The main quest is about Emil trying to find magical cores that will help him awaken Lord Ratatosk, the monster who’s lending Emil his power during battles. Along the way you keep running into Lloyd Irving, the hero of the first Symphonia from 2004, who’s apparently gone off the deep end and is killing people left and right, Emil’s parents included. This twist was known from the first press releases, but it’s still an amazingly unique and cool idea to pursue. Make the previous beloved hero, whom you spent 40 hours with, the villain of the sequel? Brilliant… except that you spend far, far more time dicking around with the downright dumbest quests we’ve seen in a while.

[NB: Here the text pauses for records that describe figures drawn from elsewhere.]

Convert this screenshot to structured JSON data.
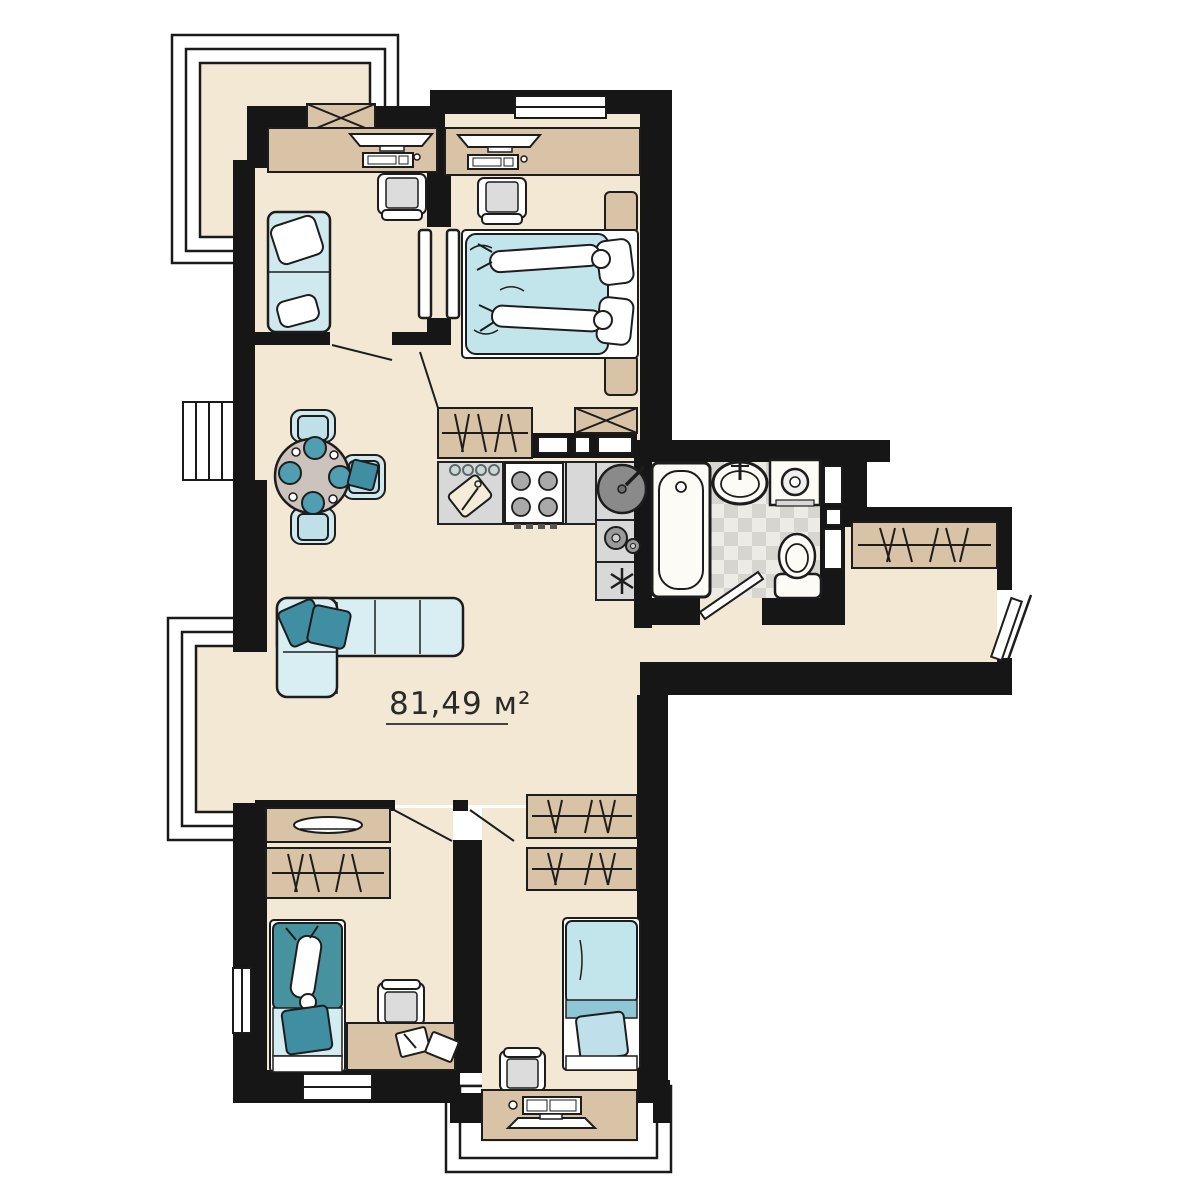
{
  "floorplan": {
    "area_label": "81,49 м²",
    "palette": {
      "wall": "#161616",
      "line": "#1d1d1d",
      "floor": "#f2e8d4",
      "wood": "#d9c3a6",
      "counter": "#d8d8d8",
      "blue_light": "#cfe9ef",
      "blue_blanket": "#c2e5ec",
      "teal": "#3f8ea1",
      "kid_blanket_teal": "#46929f",
      "checker_light": "#edebe6",
      "checker_dark": "#d7d5d0",
      "table": "#ccc4bc",
      "plate_teal": "#4f9eb2",
      "appliance_gray": "#9a9a9a",
      "white": "#ffffff"
    }
  }
}
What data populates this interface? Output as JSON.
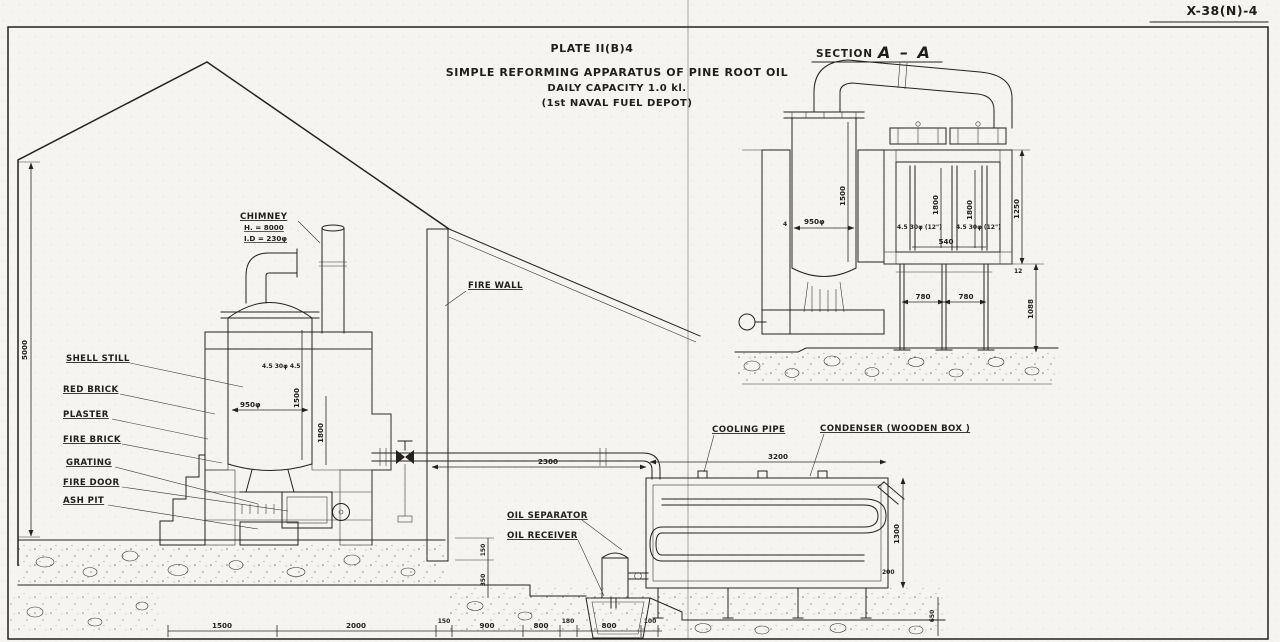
{
  "sheet": {
    "doc_number": "X-38(N)-4",
    "plate": "PLATE II(B)4",
    "title": "SIMPLE REFORMING APPARATUS OF PINE ROOT OIL",
    "subtitle": "DAILY CAPACITY 1.0 kl.",
    "issuer": "(1st NAVAL FUEL DEPOT)",
    "section_label": "SECTION",
    "section_name": "A – A"
  },
  "labels": {
    "chimney": "CHIMNEY",
    "chimney_height": "H. = 8000",
    "chimney_id": "I.D = 230φ",
    "fire_wall": "FIRE WALL",
    "shell_still": "SHELL STILL",
    "red_brick": "RED BRICK",
    "plaster": "PLASTER",
    "fire_brick": "FIRE BRICK",
    "grating": "GRATING",
    "fire_door": "FIRE DOOR",
    "ash_pit": "ASH PIT",
    "cooling_pipe": "COOLING PIPE",
    "condenser": "CONDENSER (WOODEN BOX )",
    "oil_separator": "OIL SEPARATOR",
    "oil_receiver": "OIL RECEIVER"
  },
  "dims": {
    "elevation": {
      "wall_height": "5000",
      "still_shell_note": "4.5 30φ 4.5",
      "still_dia": "950φ",
      "still_height": "1500",
      "firebox_height": "1800",
      "cooling_pipe_run": "2300",
      "condenser_length": "3200",
      "condenser_height": "1300",
      "condenser_sill": "200",
      "foundation_depth": "650",
      "pit_step": "150",
      "pit_depth": "350",
      "bottom_row": [
        "1500",
        "2000",
        "150",
        "900",
        "800",
        "180",
        "800",
        "100"
      ]
    },
    "section": {
      "still_dia": "950φ",
      "still_height": "1500",
      "wall_note": "4",
      "tube_height_left": "1800",
      "tube_height_right": "1800",
      "tube_note_left": "4.5 30φ (12\")",
      "tube_note_right": "4.5 30φ (12\")",
      "tube_spacing": "540",
      "box_height": "1250",
      "leg_height": "1088",
      "plank": "12",
      "leg_span_left": "780",
      "leg_span_right": "780"
    }
  }
}
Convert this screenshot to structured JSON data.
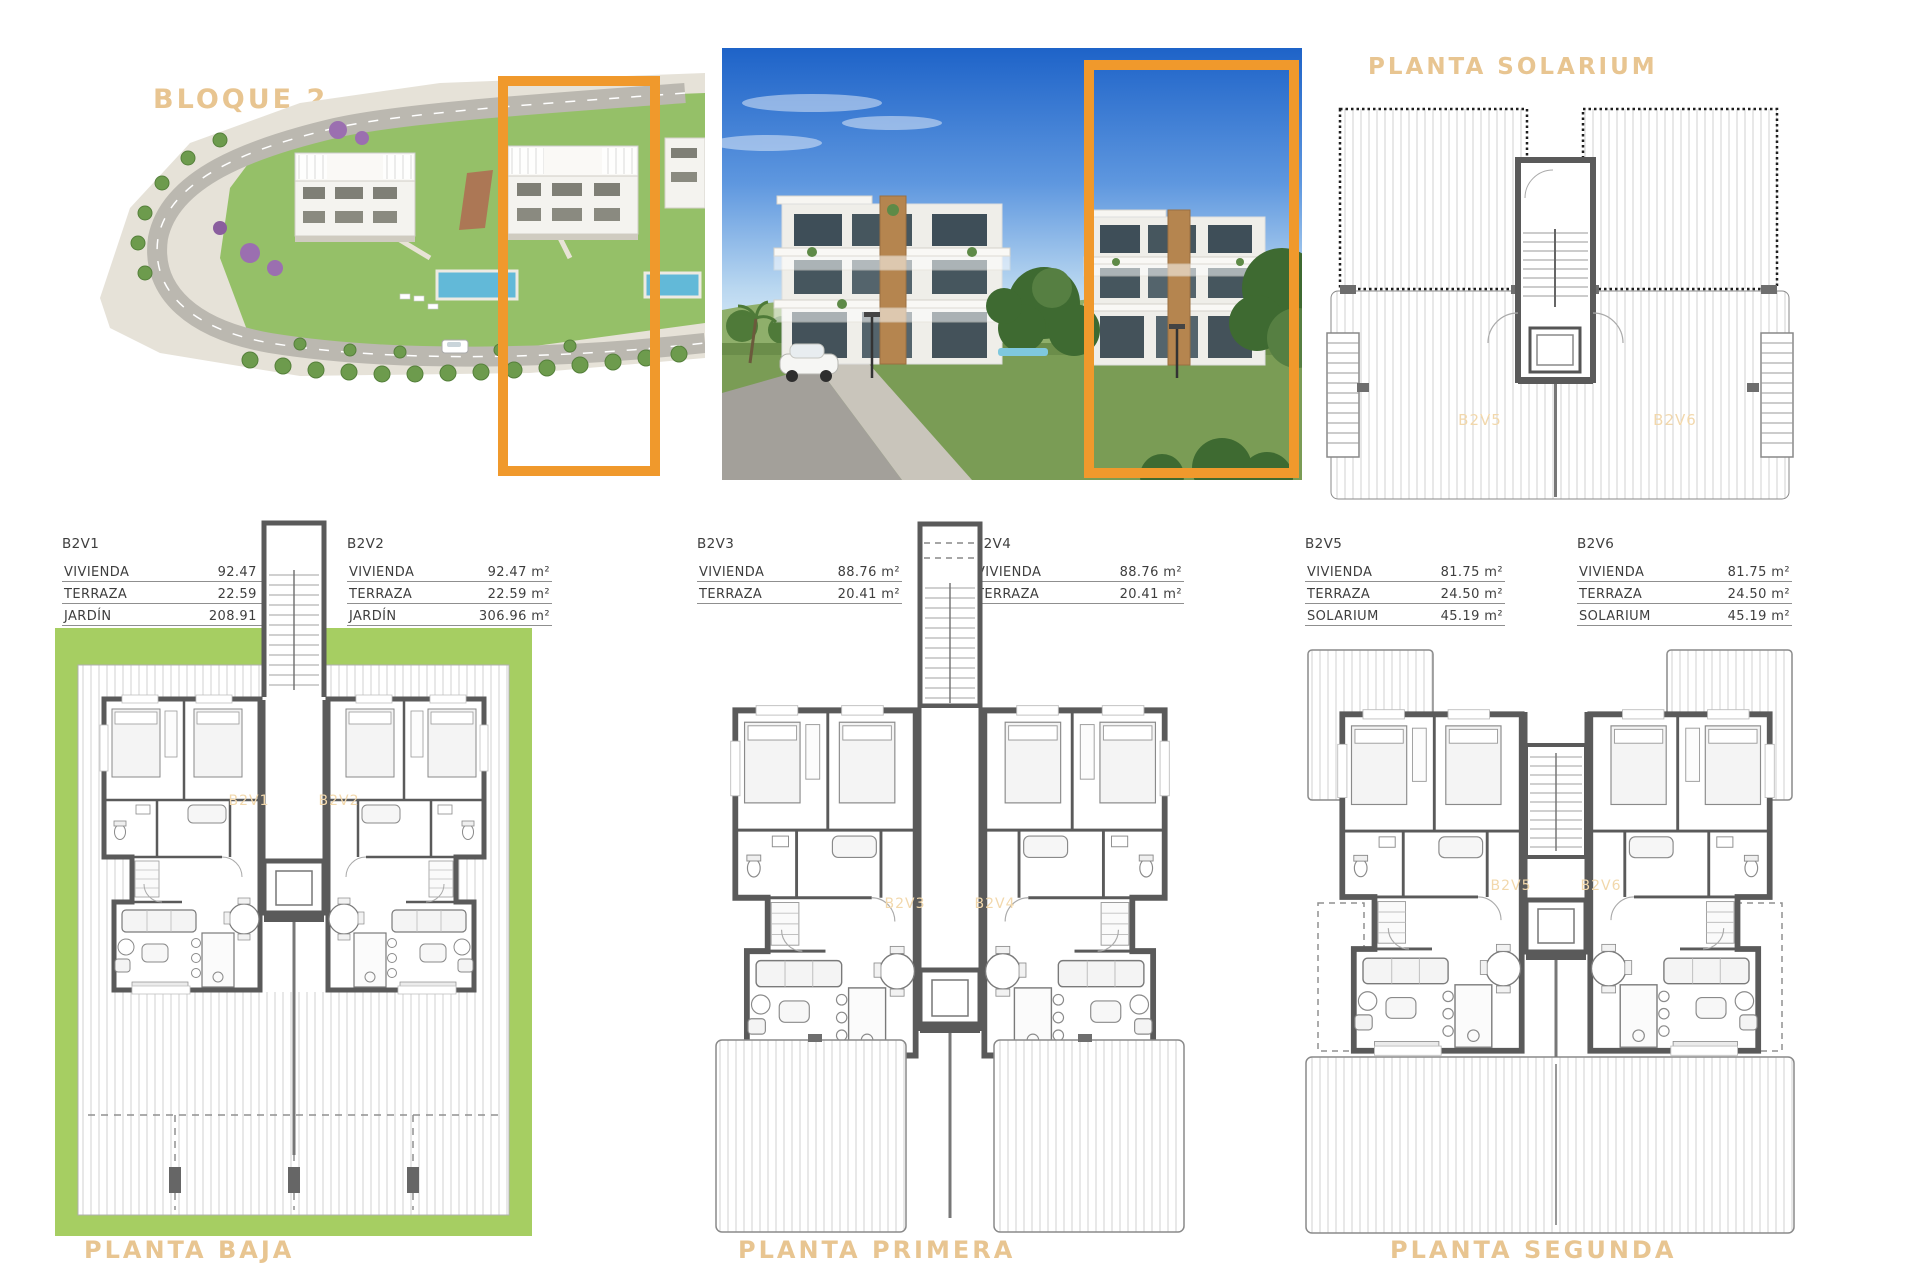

Above: Lloyd is constantly at odds with Emil and Marta. Too bad these encounters take forever to come around
Instead of pushing ever onward, always one step behind Lloyd and feeling like there’s an actual chase or vendetta at hand, you’re usually scattered from one task to the other in a very artificial let’s-extend-the-game kind of way. Here’s an intentionally long-winded example:
You need to cross the ocean to chase Lloyd but can’t because the town has an arsonist loose who’s setting everything on fire. They won’t run any boats until he’s caught. They thought they caught the culprit, but then another fire broke out, so he’s probably not to blame. You check this culprit out and sure enough he’s someone you know that can’t get out of jail because the one person who could stand up for him was knocked unconscious by the last fire. Checking him out reveals a toxin in his body that can only be cured by rosemary, which is in a cave outside of town. You claw through a huge dungeon to find the rosemary wilted without sunlight. After finding a way to get sunlight on it and instantly grow it to proper size, you fight a boss then take the rosemary back to heal the dude to vouch for your friend to help you find the real arsonist. Once healed, the guy says it was a magic frog that knocked him out, and your team deduces it’s all the seafood in the town that’s attracting these explosive amphibians. Now you plan to lure it into town and take it out… only the town’s conveniently out of the main component, jellyfish. Now you’re off to another town to fish and retrieve one sole jellyfish, return to fight the magic frog and still not cross the ocean to do the one thing you’re interested in doing.
Above: Get used to this screen, you’ll see it a lot
Then, cutting back on that annoyance ever so slightly is the overworld. Some might complain about the lack of a walk-there-yourself map, but in this case we happily chose our destination from a pre-set list and instantly teleported there. It’s fast, it gets you where you need to go and helps alleviate some of the back-and-forthiness of the main story.
We don’t want to come down on it so much, but here the mediocrity, which might have flown anywhere else, mucks up the works even more than usual, thanks to the parts of the game that work quite well. Collecting monsters, visiting old Symphonia locations, listening to the dialogue scenes and watching the motion-captured characters act out the drama suck you in like few other Wii games can, only to have the hackneyed plot devices and persistently obnoxious sidetracking annoy the living crap out of you.
If you can look past the last-last-gen flaws that absolutely should be gone by now, there’s a totally playable bit of gaming here that’ll scratch your RPG itch for the time being. But if you’re unsure as to which new Tales game you should play, Vesperia or Dawn of the New World, go Vesperia.